The most straightforward way to achieve this is to make model classes which mirror the schema of your existing cql tables, then run queries on them
cqlengine is primarily an Object Mapper for Cassandra. It does not interrogate an existing database in order to create objects for existing tables. Rather it is usually intended to be used in the opposite direction (i.e. create tables from python classes). If you want to query an existing table using cqlengine you will need to create python models that exactly correspond to your existing tables.

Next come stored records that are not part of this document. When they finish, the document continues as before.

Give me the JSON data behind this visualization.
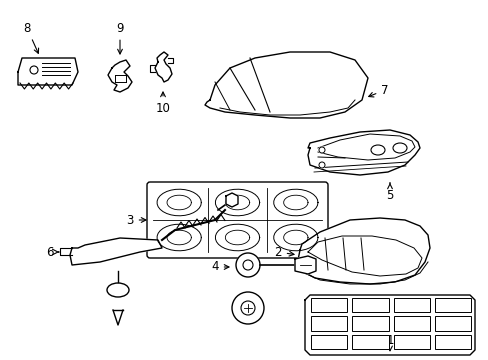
{
  "background_color": "#ffffff",
  "line_color": "#000000",
  "line_width": 1.0,
  "label_fontsize": 8.5,
  "fig_w": 4.89,
  "fig_h": 3.6,
  "dpi": 100
}
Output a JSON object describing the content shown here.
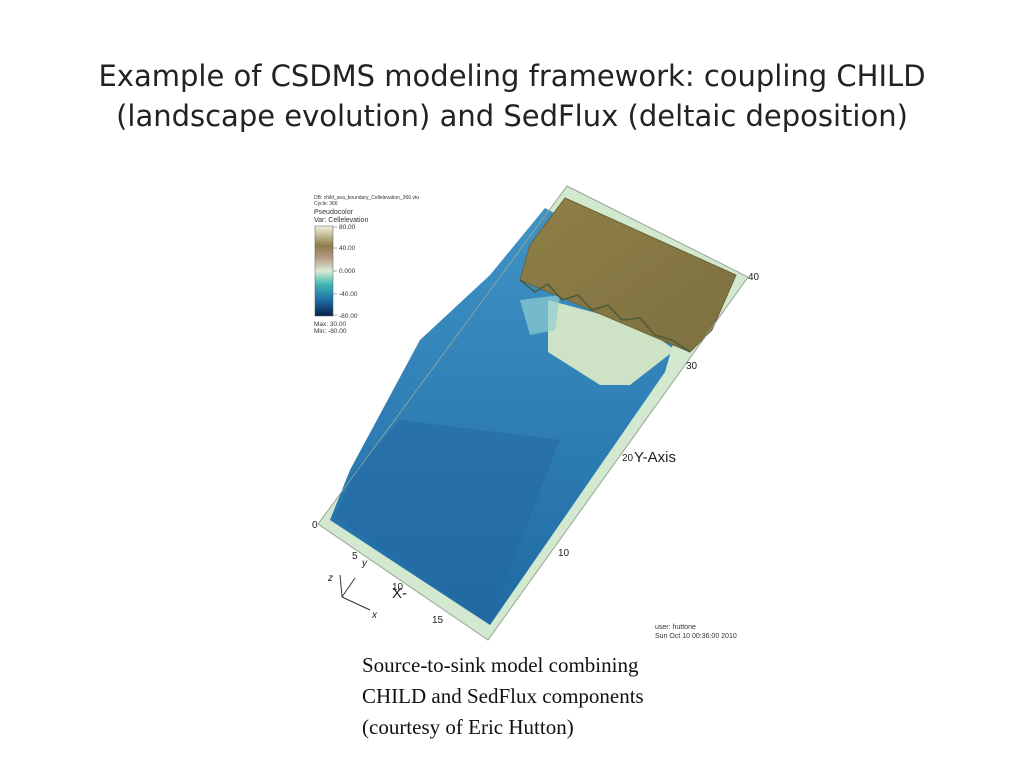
{
  "slide": {
    "title_line1": "Example of CSDMS modeling framework: coupling CHILD",
    "title_line2": "(landscape evolution) and SedFlux (deltaic deposition)"
  },
  "figure": {
    "header_line1": "DB: child_sea_boundary_Cellelevation_366.vtu",
    "header_line2": "Cycle: 366",
    "legend_title": "Pseudocolor",
    "legend_var": "Var: Cellelevation",
    "legend_ticks": [
      "80.00",
      "40.00",
      "0.000",
      "-40.00",
      "-80.00"
    ],
    "legend_max": "Max: 30.00",
    "legend_min": "Min: -80.00",
    "y_axis_label": "Y-Axis",
    "y_ticks": [
      "40",
      "30",
      "20",
      "10",
      "0"
    ],
    "x_ticks": [
      "5",
      "10",
      "15"
    ],
    "x_axis_label": "X-",
    "triad_z": "z",
    "triad_y": "y",
    "triad_x": "x",
    "user_line1": "user: huttone",
    "user_line2": "Sun Oct 10 00:36:00 2010",
    "colors": {
      "land": "#8a7a45",
      "shelf": "#d6e6c2",
      "sea": "#2f7fb6",
      "deep": "#1f5f94",
      "border": "#cfe6cf"
    }
  },
  "caption": {
    "line1": "Source-to-sink model combining",
    "line2": "CHILD and SedFlux components",
    "line3": "(courtesy of Eric Hutton)"
  }
}
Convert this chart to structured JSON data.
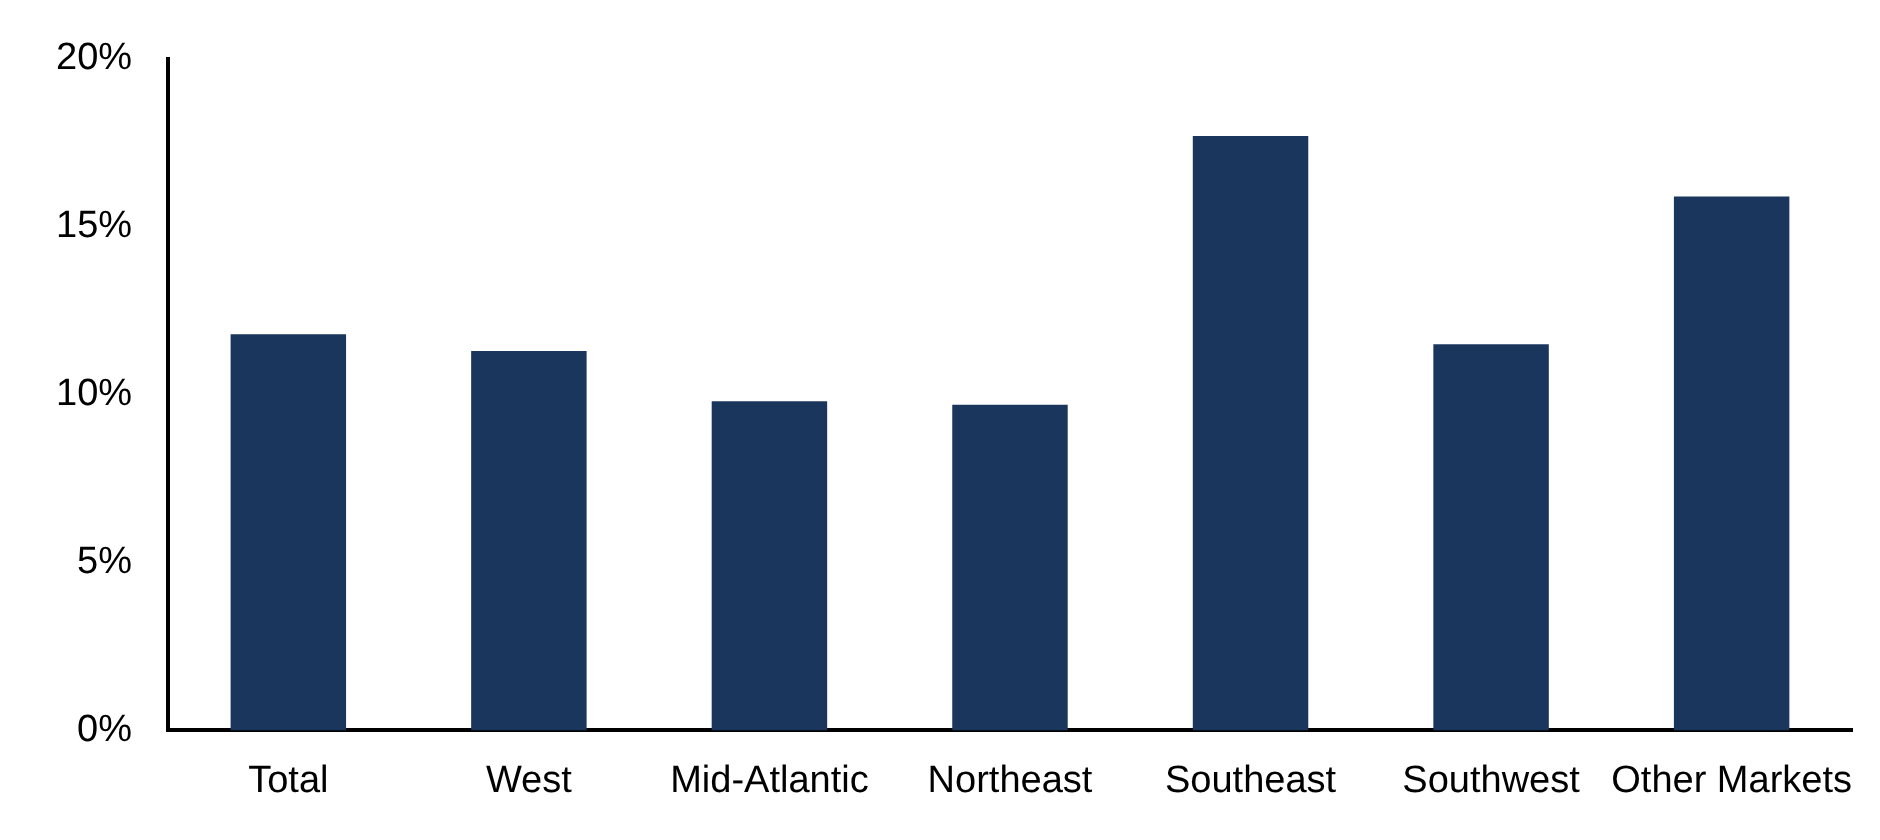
{
  "chart_data": {
    "type": "bar",
    "categories": [
      "Total",
      "West",
      "Mid-Atlantic",
      "Northeast",
      "Southeast",
      "Southwest",
      "Other Markets"
    ],
    "values": [
      11.8,
      11.3,
      9.8,
      9.7,
      17.7,
      11.5,
      15.9
    ],
    "color": "#1b365d",
    "ylim": [
      0,
      20
    ],
    "yticks": [
      {
        "value": 0,
        "label": "0%"
      },
      {
        "value": 5,
        "label": "5%"
      },
      {
        "value": 10,
        "label": "10%"
      },
      {
        "value": 15,
        "label": "15%"
      },
      {
        "value": 20,
        "label": "20%"
      }
    ],
    "grid": false
  }
}
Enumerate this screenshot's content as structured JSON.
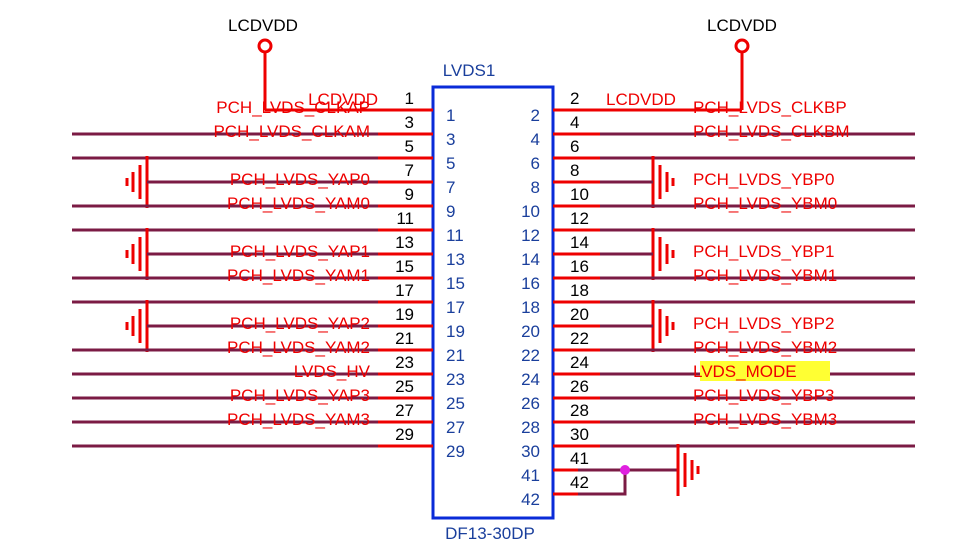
{
  "power": {
    "left": {
      "label": "LCDVDD"
    },
    "right": {
      "label": "LCDVDD"
    }
  },
  "connector": {
    "ref": "LVDS1",
    "part": "DF13-30DP",
    "left_rows": [
      {
        "pin": "1",
        "net": "PCH_LVDS_CLKAP",
        "power_net": "LCDVDD"
      },
      {
        "pin": "3",
        "net": "PCH_LVDS_CLKAM"
      },
      {
        "pin": "5"
      },
      {
        "pin": "7",
        "net": "PCH_LVDS_YAP0"
      },
      {
        "pin": "9",
        "net": "PCH_LVDS_YAM0"
      },
      {
        "pin": "11"
      },
      {
        "pin": "13",
        "net": "PCH_LVDS_YAP1"
      },
      {
        "pin": "15",
        "net": "PCH_LVDS_YAM1"
      },
      {
        "pin": "17"
      },
      {
        "pin": "19",
        "net": "PCH_LVDS_YAP2"
      },
      {
        "pin": "21",
        "net": "PCH_LVDS_YAM2"
      },
      {
        "pin": "23",
        "net": "LVDS_HV"
      },
      {
        "pin": "25",
        "net": "PCH_LVDS_YAP3"
      },
      {
        "pin": "27",
        "net": "PCH_LVDS_YAM3"
      },
      {
        "pin": "29"
      }
    ],
    "right_rows": [
      {
        "pin": "2",
        "net": "PCH_LVDS_CLKBP",
        "power_net": "LCDVDD"
      },
      {
        "pin": "4",
        "net": "PCH_LVDS_CLKBM"
      },
      {
        "pin": "6"
      },
      {
        "pin": "8",
        "net": "PCH_LVDS_YBP0"
      },
      {
        "pin": "10",
        "net": "PCH_LVDS_YBM0"
      },
      {
        "pin": "12"
      },
      {
        "pin": "14",
        "net": "PCH_LVDS_YBP1"
      },
      {
        "pin": "16",
        "net": "PCH_LVDS_YBM1"
      },
      {
        "pin": "18"
      },
      {
        "pin": "20",
        "net": "PCH_LVDS_YBP2"
      },
      {
        "pin": "22",
        "net": "PCH_LVDS_YBM2"
      },
      {
        "pin": "24",
        "net": "LVDS_MODE"
      },
      {
        "pin": "26",
        "net": "PCH_LVDS_YBP3"
      },
      {
        "pin": "28",
        "net": "PCH_LVDS_YBM3"
      },
      {
        "pin": "30"
      },
      {
        "pin": "41"
      },
      {
        "pin": "42"
      }
    ]
  }
}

For example, if your current Movies table had 3 columns, id, title, and release_date you would need to create a cqlengine model that had those three columns. Additionally, you would need to ensure that the table_name attribute on the class was exactly the same as the table name in the database.
from cqlengine import columns, Model
class Movie(Model):
__table_name__ = "movies"
id = columns.UUID(primary_key=True)
title = columns.Text()
release_date = columns.Date()
The key thing is to make sure that model exactly mirrors the existing table. If there are small differences you may be able to use sync_table(MyModel) to update the table to match your model.